The sources, however, added the National Tiger Conservation Authority (NTCA) might not accept this version since the radio collar had been put by them. Nothing could be ruled out at this juncture, they said, adding that the wound was certainly not due to a poaching attempt, but could have been caused by a wild boar attack, attack by the tigress or even due to the radio collar.
According to preliminary findings, the tiger had a five-day-old deep wound and had developed maggot infection near the dorsal neck region.
The postmortem and examination of the camera recordings will help arrive at a firm conclusion, added tiger experts. A team of the NTCA and the Wildlife Institute of India (WII), Amit Mallick and K Ramesh, arrived at Satkosia on Friday to conduct a probe into the death of the male tiger that had been translocated from Madhya Pradesh.
The Kanha tiger had been released in the Satkosia tiger reserve five months ago but was found dead on 14 November with a wound near the neck.
The NTCA and the WII had approved the tiger relocation project in which six tigers were to be released to Satkosia in the first such experiment in the country. Of the six, two had been released. While the male had settled and even mated, the tigress killed one person and had to be transquilised.

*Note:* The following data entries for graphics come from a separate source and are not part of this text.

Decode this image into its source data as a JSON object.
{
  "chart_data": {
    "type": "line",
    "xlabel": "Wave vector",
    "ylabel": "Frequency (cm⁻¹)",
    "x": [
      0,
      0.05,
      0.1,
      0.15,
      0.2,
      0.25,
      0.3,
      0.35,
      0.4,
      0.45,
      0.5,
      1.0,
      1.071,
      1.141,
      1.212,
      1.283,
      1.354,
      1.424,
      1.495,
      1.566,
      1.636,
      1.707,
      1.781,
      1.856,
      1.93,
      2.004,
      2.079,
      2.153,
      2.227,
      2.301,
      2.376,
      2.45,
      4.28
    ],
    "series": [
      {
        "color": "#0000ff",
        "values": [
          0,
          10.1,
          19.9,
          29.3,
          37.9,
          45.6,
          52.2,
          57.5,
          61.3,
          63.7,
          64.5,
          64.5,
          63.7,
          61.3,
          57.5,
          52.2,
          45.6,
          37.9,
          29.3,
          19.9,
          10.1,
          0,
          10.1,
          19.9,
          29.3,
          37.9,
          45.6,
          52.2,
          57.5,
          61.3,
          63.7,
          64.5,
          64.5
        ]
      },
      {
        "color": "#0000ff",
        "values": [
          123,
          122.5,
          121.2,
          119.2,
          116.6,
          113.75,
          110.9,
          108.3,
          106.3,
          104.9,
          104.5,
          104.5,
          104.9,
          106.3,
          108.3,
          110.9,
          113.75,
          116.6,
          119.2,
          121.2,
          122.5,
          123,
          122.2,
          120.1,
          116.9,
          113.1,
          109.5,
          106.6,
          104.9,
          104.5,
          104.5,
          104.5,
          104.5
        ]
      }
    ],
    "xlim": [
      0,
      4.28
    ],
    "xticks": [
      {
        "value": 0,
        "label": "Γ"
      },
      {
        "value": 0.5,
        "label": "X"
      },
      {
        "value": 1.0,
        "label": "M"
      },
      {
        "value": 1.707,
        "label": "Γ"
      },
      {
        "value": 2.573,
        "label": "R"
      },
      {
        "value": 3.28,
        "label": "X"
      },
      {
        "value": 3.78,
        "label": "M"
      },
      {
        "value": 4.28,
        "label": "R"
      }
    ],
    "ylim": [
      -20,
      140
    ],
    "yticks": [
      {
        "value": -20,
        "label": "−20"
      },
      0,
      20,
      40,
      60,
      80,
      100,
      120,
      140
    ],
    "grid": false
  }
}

Principal Chief Conservator of Forests (wildlife) Sandeep Tripathy, who had been to the spot, said a maggot-infected wound, about six to eight days old, was spotted on the left side of the tiger’s neck.
“We are waiting for a detailed post mortem report, but the initial investigation suggests that the infection on the RBT’s neck could have led to its death,” he said.
Earlier this month, the other translocated tiger, ‘Sundari’, was also tranquilised and shifted to an enclosure, after the local people alleged that it had mauled two persons to death. Mallick and Ramesh accompanied by DFO of Satkosia Ramaswamy went to the spot where the tiger had died. The NTCA and WII team also had a look at the tigress which is in a special enclosure at Raiguda.